I have 15 vivs and I hand mist them. I like that it gives me a chance to check on frogs and plants on a regular basis. For my dry season(s), I only mist about twice a week. For my wetter season(s), I mist nearly every day, but sometimes I don't. It's best not to over think it too much.


----------



## frogparty (Dec 27, 2007)

I also hand mist the 5 vivs I have going currently. 
For my "wet season" mid spring through mid fall I mist every day, or every other day
For my "dry season" I must only once or twice a week. I do NOT saturate my substrate, I mist enough to clean the glass, refill bromeliads and moisten moss around plants. 

You really don't need to mist as much as many people on here do. In my experience, most froggers keep their tanks far too wet


----------



## frogfreak (Mar 4, 2009)

I have an automatic misting system, but only use very short bursts to keep the humidity up. I have lots on ventilation.

I mist by hand also to water plants individually, when needed.

I agree, that many people keep their tanks far to wet.


----------



## gturmindright (Mar 15, 2006)

Automation is better. Less disturbance. If you can get it setup properly with the timer and timing etc...not that its difficult but I mist by hand. I like to do it around feeding time bc it seems like it makes the flies more active.The frequency of your misting depends on your ventilation and what type of environment youre trying to create.


----------



## GP dynamite (Feb 19, 2013)

I didn't mention that the reason I mist weekly is A) my Santa Isabels don't need any more breeding coercion they do just fine and B) my plants are thriving and my humidity stays at 85 % with that misting schedule.

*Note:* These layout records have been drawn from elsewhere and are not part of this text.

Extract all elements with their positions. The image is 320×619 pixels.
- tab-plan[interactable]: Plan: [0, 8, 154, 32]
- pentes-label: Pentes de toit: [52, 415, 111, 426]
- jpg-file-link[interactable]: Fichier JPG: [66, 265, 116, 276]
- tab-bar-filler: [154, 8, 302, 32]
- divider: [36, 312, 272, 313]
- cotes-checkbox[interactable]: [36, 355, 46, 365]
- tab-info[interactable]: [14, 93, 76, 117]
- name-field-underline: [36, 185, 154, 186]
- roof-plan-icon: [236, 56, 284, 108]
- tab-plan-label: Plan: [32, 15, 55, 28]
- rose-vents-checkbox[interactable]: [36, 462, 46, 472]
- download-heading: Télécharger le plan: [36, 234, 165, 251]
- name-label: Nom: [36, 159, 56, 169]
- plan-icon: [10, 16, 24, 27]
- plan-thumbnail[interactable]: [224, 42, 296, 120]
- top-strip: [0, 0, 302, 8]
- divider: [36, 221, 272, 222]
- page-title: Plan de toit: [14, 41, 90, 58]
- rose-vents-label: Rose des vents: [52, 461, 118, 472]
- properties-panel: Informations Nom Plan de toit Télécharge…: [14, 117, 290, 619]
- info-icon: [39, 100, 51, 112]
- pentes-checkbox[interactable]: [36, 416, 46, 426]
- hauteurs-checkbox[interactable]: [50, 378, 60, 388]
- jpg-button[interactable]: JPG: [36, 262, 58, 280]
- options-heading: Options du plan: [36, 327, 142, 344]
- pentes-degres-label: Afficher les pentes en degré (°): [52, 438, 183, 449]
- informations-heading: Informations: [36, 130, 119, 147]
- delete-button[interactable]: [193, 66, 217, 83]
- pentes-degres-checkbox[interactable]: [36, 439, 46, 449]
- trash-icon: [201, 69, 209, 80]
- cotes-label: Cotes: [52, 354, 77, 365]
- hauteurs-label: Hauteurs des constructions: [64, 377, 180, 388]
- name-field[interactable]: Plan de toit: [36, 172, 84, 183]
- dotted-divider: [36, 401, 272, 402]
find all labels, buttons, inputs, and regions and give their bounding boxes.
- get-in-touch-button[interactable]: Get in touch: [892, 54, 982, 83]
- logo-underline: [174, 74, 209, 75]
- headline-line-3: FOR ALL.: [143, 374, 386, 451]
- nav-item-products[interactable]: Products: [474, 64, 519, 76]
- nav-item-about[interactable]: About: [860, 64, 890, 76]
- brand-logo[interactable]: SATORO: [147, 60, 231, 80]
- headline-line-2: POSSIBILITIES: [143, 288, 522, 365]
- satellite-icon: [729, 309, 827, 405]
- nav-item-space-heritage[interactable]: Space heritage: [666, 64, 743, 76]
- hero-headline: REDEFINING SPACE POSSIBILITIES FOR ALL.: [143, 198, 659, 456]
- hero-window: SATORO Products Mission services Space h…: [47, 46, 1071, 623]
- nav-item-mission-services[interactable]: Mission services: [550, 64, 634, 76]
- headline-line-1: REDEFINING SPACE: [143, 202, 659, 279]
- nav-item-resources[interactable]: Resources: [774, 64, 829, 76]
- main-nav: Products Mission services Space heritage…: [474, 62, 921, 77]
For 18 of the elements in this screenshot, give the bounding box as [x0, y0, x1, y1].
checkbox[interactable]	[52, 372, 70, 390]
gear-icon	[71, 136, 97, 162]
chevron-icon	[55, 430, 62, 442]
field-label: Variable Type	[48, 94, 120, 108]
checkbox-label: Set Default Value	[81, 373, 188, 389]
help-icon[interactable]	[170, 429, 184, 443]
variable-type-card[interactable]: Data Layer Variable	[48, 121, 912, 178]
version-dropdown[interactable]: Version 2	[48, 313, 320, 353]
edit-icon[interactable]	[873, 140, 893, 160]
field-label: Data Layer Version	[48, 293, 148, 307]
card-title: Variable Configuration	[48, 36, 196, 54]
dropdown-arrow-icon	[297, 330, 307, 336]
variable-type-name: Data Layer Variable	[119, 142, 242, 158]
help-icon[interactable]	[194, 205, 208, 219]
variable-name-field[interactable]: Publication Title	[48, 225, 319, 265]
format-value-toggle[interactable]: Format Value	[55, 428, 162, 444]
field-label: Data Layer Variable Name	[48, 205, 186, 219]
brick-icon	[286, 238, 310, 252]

Keeping in mind that some of us live in more arid regions than others.

I like being able to check on the frogs microfauna population and plants.


----------



## Boboluke (Apr 12, 2013)

I only have the one viv (so far), but with the absolute lack of humidity here and the need for ventilation to keep temperature under control I went with the automated route. I was using a hand sprayer, but it got a bit much since I would have to spray 3 or 4 times each day.

The really fine mist from the nozzles also seems to be a lot softer than if you accidentally blast someone with a hand sprayer.


----------